No, typically the chirality matrix has the index "downstairs" and is defined in terms of the "downstair" gammas. So the three minuses in your last equality should be omitted.k

3. Dec 5, 2016

### spaghetti3451

But, in Peskin and Schroeder, page 50, $\gamma^{5}$ is defined as

$$\gamma^{5}\equiv i\gamma^{0}\gamma^{1}\gamma^{2}\gamma^{3}$$

and the downstairs index is not used on the chirality matrix.

4. Dec 5, 2016

### dextercioby

Iirc, there's only one matrix being used (either with the index "down" or "up"), not both in a book.
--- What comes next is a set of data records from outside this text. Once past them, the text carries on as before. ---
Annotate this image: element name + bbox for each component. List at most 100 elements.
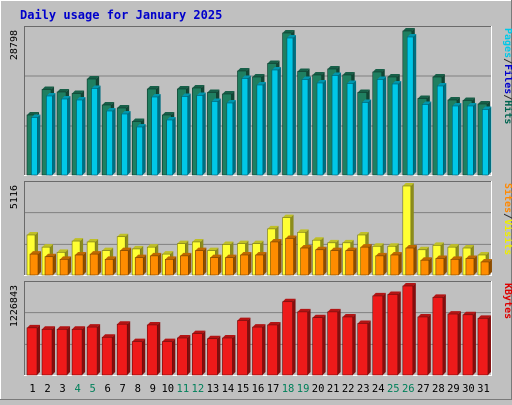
bar-hits-2-top — [42, 86, 55, 90]
bar-kbytes-7-face — [116, 323, 128, 376]
bar-pages-3 — [61, 95, 71, 176]
bar-sites-29 — [450, 256, 462, 276]
bar-pages-20-face — [316, 82, 324, 176]
bar-pages-21-top — [332, 72, 342, 76]
bar-kbytes-4-top — [72, 326, 86, 330]
bar-sites-28-face — [435, 258, 445, 276]
bar-hits-8-top — [132, 118, 145, 122]
bar-pages-26-face — [406, 36, 414, 176]
bar-pages-15-side — [247, 75, 251, 175]
bar-pages-11-face — [181, 96, 189, 176]
legend-separator: / — [502, 213, 512, 219]
bar-pages-10-face — [166, 119, 173, 176]
legend-entry-sites: Sites — [502, 183, 512, 213]
bar-pages-14-top — [226, 99, 236, 103]
bar-visits-15-top — [237, 240, 249, 244]
bar-visits-7-top — [117, 233, 129, 237]
bar-kbytes-21 — [327, 308, 341, 376]
bar-kbytes-1 — [26, 324, 40, 376]
bar-kbytes-25-side — [397, 291, 401, 375]
bar-kbytes-10-top — [162, 338, 176, 342]
bar-sites-3-face — [59, 259, 69, 276]
bar-pages-4-side — [82, 96, 86, 175]
bar-pages-31 — [482, 106, 492, 176]
bar-pages-21-side — [338, 72, 342, 175]
bar-hits-24-top — [372, 68, 385, 72]
bar-sites-13-top — [210, 254, 222, 258]
bar-kbytes-31-top — [477, 315, 491, 319]
bar-visits-26-top — [402, 183, 414, 186]
bar-kbytes-3-face — [56, 328, 68, 376]
bar-sites-14 — [225, 254, 237, 276]
bar-sites-2-top — [45, 253, 57, 257]
bar-sites-29-face — [450, 259, 460, 276]
bar-pages-28-side — [443, 82, 447, 175]
bar-kbytes-26-face — [402, 285, 414, 376]
bar-sites-25 — [390, 251, 402, 276]
bar-kbytes-13-side — [217, 335, 221, 375]
x-tick-label-4: 4 — [74, 383, 80, 395]
bar-hits-27-top — [417, 95, 430, 99]
bar-pages-31-side — [488, 106, 492, 175]
bar-sites-1-side — [38, 251, 41, 275]
bar-pages-12-side — [202, 92, 206, 175]
bar-pages-14 — [226, 99, 236, 176]
bar-sites-16-face — [255, 254, 264, 276]
bar-sites-31-side — [488, 258, 492, 275]
y-max-label: 5116 — [9, 185, 20, 209]
bar-sites-19-side — [308, 245, 312, 275]
bar-kbytes-14 — [222, 335, 236, 376]
bar-sites-14-top — [225, 254, 237, 258]
bar-sites-19-top — [300, 245, 312, 249]
bar-pages-24 — [376, 76, 387, 176]
bar-kbytes-11-face — [177, 337, 188, 376]
bar-sites-4-side — [83, 251, 87, 275]
bar-kbytes-27-top — [417, 313, 431, 317]
bar-kbytes-1-face — [26, 327, 38, 376]
bar-sites-30-face — [465, 258, 475, 276]
bar-sites-16-side — [263, 251, 267, 275]
bar-sites-8-side — [143, 254, 147, 275]
bar-pages-19-face — [301, 79, 309, 176]
bar-pages-31-face — [482, 109, 489, 176]
bar-sites-23-face — [360, 246, 370, 276]
x-axis-labels: 1 2 3 4 5 6 7 8 9 10 11 12 13 14 15 16 17 18 19 20 21 22 23 24 2… — [29, 383, 489, 395]
bar-sites-11-top — [180, 252, 192, 256]
bar-hits-30-top — [462, 97, 475, 101]
bar-kbytes-22 — [342, 313, 356, 376]
bar-pages-3-top — [61, 95, 71, 99]
bar-kbytes-30-face — [462, 314, 474, 376]
bar-pages-9-face — [151, 96, 158, 176]
bar-sites-31 — [480, 258, 492, 276]
bar-kbytes-11-top — [177, 335, 191, 339]
kbytes-panel: 1226843 KBytes — [9, 281, 512, 376]
legend-entry-hits: Hits — [502, 100, 512, 124]
x-tick-label-9: 9 — [150, 383, 156, 395]
bar-sites-27-face — [420, 259, 430, 276]
bar-sites-3 — [59, 256, 72, 276]
bar-kbytes-2-side — [52, 326, 56, 375]
bar-hits-3-top — [57, 88, 70, 92]
bar-visits-29-top — [447, 244, 459, 248]
bar-sites-12-side — [203, 247, 207, 275]
bar-pages-9 — [151, 93, 161, 176]
bar-hits-6-top — [102, 101, 115, 105]
bar-sites-14-face — [225, 257, 234, 276]
bar-pages-13-side — [217, 98, 221, 175]
bar-kbytes-30 — [462, 311, 476, 376]
bar-sites-24-side — [383, 252, 387, 275]
bar-sites-15-top — [240, 251, 252, 255]
bar-sites-6-side — [113, 256, 117, 275]
bar-kbytes-5 — [86, 324, 101, 376]
visits-panel: 5116 Sites/Visits — [9, 181, 512, 276]
bar-pages-15-top — [241, 75, 251, 79]
bar-sites-30-side — [473, 255, 477, 275]
bar-pages-8-top — [136, 123, 146, 127]
legend-entry-pages: Pages — [502, 28, 512, 58]
bar-sites-22 — [345, 247, 357, 276]
bar-kbytes-27-side — [427, 313, 431, 375]
bar-pages-31-top — [482, 106, 492, 110]
hits-panel: 28798 Pages/Files/Hits — [9, 26, 512, 176]
y-max-label: 1226843 — [9, 285, 20, 327]
bar-kbytes-31-face — [477, 318, 489, 376]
I don't have a statistics in my head, but the lower 5 is prevalent.

5. Dec 5, 2016

### spaghetti3451

So, you mean

$$\gamma_{5} \equiv \gamma^{5} \equiv i\gamma^{0}\gamma^{1}\gamma^{2}\gamma^{3}?$$

6. Dec 5, 2016

### dextercioby

No, to have a consistent definition, you have gamma_5 = i gamma_0 * gamma_1 *...
And separately gamma^5 = i gamma^0 * gamma^1 *...
Because of the sign ambiguity (the metric has either 1 or 3 minuses), books will choose to use only one type of 5.

Last edited: Dec 6, 2016
7. Dec 5, 2016

### spaghetti3451

But equation (36.46) in Srenicki has

$$\gamma_{5} = i\gamma^{0}\gamma^{1}\gamma^{2}\gamma^{3}$$

8. Dec 6, 2016

### strangerep

That's because the '5' is just a dummy name, not a legitimate index. The 2nd part of Srednicki's (36.46) is actually $$\gamma_5 ~=~ -\,\frac{i}{24}\, \epsilon_{\mu\nu\rho\sigma} \gamma^\mu \gamma^\nu \gamma^\rho \gamma^\sigma ~.$$Peskin & Schroeder do something similar on p49 where they write $$\gamma^{\mu\nu\rho\sigma} ~=~ \gamma^{[\mu} \gamma^\nu \gamma^\rho \gamma^{\sigma]} ~,$$but then introduce a $\gamma^5$ in eq(3.68). Whichever place you put the "5" index, the 5th gamma is a pseudo-scalar. It should probably be called something else not involving the index "5".